Now, he was perfectly right to say this. My backpack was open. I had not realized this when I left the house. But this awoke a spirit of perversity in me, because I did not want to accept help from someone I thought was rude, and I did not want to “give him the satisfaction” of admitting my backpack was open, or that it might have been an oversight on my part not to close it. I merely looked at him with what I hoped was an expression of untroubled placidity, but which almost certainly looked like remarkable stupidity, because he added, “Wide open,” in a tone of real concern.
What could I do? I had already committed to playing a petty, stonewalling part in our little tableaux. I said to him, “That’s fine. That’s no problem.” I suppose the effect I was going for was one of aristocratic unconcern: Why should I concern myself with the zippers of a backpack? If someone steals my things out of it, I shall simply call Grandmama and have her replace them. At this he looked at me with something less than annoyance but stronger than pity before giving up and walking away.
And of course when he was safely out of sight I did zip up my backpack. He was perfectly right to tell me about it, because it was also raining, and my books were getting soaked. But I wasn’t about to let that son of a bitch have the satisfaction of seeing me do it.
I always like when people are writing about Greek and Roman mythology, and they try to break through the tyranny of familiarity by throwing a few extra ks back into the mix.
Hercules: Ah, my old friend and little buddy! Hercules and his big chores, yes sir, I know everything there is to know about him, all right. I could draw him as a cartoon in my sleep!

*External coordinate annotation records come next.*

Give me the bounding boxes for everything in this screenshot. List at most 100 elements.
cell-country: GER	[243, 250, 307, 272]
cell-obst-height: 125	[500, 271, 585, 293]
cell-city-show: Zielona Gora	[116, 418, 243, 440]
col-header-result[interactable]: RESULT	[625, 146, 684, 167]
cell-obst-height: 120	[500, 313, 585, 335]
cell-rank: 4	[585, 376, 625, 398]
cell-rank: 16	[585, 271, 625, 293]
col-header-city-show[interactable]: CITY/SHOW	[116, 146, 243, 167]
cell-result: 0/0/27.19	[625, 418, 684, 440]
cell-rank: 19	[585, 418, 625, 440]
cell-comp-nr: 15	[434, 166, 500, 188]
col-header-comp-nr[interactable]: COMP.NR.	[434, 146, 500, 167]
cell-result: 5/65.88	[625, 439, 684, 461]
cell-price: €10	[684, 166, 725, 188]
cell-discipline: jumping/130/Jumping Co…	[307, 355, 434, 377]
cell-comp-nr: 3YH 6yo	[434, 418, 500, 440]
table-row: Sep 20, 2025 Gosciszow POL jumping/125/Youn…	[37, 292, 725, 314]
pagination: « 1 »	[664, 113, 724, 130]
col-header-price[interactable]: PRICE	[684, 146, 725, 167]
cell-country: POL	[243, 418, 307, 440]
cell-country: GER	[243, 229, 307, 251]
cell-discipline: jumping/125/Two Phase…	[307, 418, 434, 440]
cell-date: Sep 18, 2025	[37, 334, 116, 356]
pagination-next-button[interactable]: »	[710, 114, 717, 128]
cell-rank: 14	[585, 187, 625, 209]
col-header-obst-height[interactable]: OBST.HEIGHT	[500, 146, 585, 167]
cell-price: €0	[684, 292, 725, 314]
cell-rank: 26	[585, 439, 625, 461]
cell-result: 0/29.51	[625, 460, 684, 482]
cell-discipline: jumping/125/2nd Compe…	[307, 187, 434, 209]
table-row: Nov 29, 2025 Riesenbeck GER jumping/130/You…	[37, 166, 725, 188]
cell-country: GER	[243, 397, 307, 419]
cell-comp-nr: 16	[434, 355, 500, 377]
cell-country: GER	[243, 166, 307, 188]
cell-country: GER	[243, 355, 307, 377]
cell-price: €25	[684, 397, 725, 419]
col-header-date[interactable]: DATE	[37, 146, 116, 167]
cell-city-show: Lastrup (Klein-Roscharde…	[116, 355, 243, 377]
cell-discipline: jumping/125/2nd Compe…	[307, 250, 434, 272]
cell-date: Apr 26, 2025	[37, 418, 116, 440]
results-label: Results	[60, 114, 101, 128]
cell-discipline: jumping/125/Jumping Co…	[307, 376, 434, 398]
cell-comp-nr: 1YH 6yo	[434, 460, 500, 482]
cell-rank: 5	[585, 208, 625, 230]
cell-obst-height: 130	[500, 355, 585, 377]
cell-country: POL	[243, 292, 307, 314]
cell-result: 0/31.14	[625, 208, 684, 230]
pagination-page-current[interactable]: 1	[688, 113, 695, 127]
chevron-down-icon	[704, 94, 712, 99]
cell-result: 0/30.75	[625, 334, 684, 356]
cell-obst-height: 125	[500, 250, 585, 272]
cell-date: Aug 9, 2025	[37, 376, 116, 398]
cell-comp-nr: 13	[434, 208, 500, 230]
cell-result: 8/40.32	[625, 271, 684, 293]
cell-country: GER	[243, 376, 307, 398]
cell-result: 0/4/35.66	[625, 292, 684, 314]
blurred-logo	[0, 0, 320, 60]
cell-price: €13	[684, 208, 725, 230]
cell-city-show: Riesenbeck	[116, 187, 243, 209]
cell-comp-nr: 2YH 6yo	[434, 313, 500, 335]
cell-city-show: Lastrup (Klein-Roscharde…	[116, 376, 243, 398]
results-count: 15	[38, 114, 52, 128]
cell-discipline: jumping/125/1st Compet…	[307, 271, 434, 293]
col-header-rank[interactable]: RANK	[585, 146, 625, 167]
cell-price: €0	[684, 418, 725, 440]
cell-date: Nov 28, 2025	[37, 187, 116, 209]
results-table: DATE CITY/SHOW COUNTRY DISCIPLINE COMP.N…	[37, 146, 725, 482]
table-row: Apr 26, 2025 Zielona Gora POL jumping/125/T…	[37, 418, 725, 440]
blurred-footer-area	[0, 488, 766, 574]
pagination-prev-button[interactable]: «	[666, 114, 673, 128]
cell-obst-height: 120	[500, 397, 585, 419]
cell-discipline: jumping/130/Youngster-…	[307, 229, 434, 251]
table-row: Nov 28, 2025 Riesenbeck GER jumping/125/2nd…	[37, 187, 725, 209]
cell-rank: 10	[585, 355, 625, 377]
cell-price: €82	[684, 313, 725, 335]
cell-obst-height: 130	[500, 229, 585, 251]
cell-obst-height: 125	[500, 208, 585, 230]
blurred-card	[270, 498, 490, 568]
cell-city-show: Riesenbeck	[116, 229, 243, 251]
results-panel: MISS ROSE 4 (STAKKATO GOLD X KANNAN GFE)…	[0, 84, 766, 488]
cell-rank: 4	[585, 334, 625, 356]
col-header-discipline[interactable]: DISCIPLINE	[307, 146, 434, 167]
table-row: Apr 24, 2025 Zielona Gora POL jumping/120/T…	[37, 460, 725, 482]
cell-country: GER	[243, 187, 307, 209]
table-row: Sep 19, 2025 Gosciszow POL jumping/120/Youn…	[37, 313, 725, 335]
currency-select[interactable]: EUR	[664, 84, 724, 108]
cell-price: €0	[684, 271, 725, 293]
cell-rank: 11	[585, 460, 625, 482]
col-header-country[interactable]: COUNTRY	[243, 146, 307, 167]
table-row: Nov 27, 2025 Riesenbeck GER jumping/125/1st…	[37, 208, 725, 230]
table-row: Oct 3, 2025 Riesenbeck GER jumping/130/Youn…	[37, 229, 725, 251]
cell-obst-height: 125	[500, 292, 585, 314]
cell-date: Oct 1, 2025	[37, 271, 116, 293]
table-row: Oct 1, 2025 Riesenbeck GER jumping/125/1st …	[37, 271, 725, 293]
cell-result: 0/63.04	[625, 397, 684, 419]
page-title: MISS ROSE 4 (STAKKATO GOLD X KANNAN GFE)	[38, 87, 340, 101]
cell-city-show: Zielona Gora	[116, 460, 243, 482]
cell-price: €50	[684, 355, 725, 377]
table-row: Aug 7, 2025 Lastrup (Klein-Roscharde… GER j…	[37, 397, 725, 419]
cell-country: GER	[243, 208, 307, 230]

Herakles: We are standing in the presence of a mighty, nameless tomb…we must speak in hushed tones, lest we disturb the sleep of our alien, soi-distant forebears…the past is a different country, and they do things differently here…
The baby is at a really terrific age just at present. If you have a baby who is big enough to sit up in a high chair, but little enough to still be entertained by merely being handed new objects every time minutes, I recommend taking the skin off of a mango and handing the whole thing to the baby (be sure to put down a tray first and either divest the baby of its clothes or put a big rubber smock over him, so you don’t have to spend ten minutes cleaning him properly afterwards). It’s too soft to run any risk of choking him, but also crucially too big for him to drop below the tray without serious effort. You don’t want to do this every day, of course. You’re not made of money, and whole mangos aren’t free. But it’s a lot of fun every once in a while.
A year or so ago I was at a client’s house while New York One was on in the background, and they teased an upcoming segment on proposed updates to the NYPD facial hair policy with the following line: “New York’s FINEST may soon become New York’s…SMOOTHEST?” I still think about it all the time.
Similarly, I think most people nowadays can be roughly slotted into one of two categories: people who would be more offended by being called “deeply unserious,” or by being called “a fucking bitch” during an argument on the internet. Those are the two predominating types of online name-calling, I think, and while I don’t think most people like being called either, you tend to know right away which one would bother you more.
I am both deeply unserious, AND a fucking bitch, and am proud to be referred to as both. What kind of snowflake has the temerity to have their apple cart upturned by either turn of phrase? What a time to be alive. Yes, this is most certainly a time.
Reading about the stubborn pettiness in your backpack story is exactly what I needed today. Your feelings are valid and it was your only option.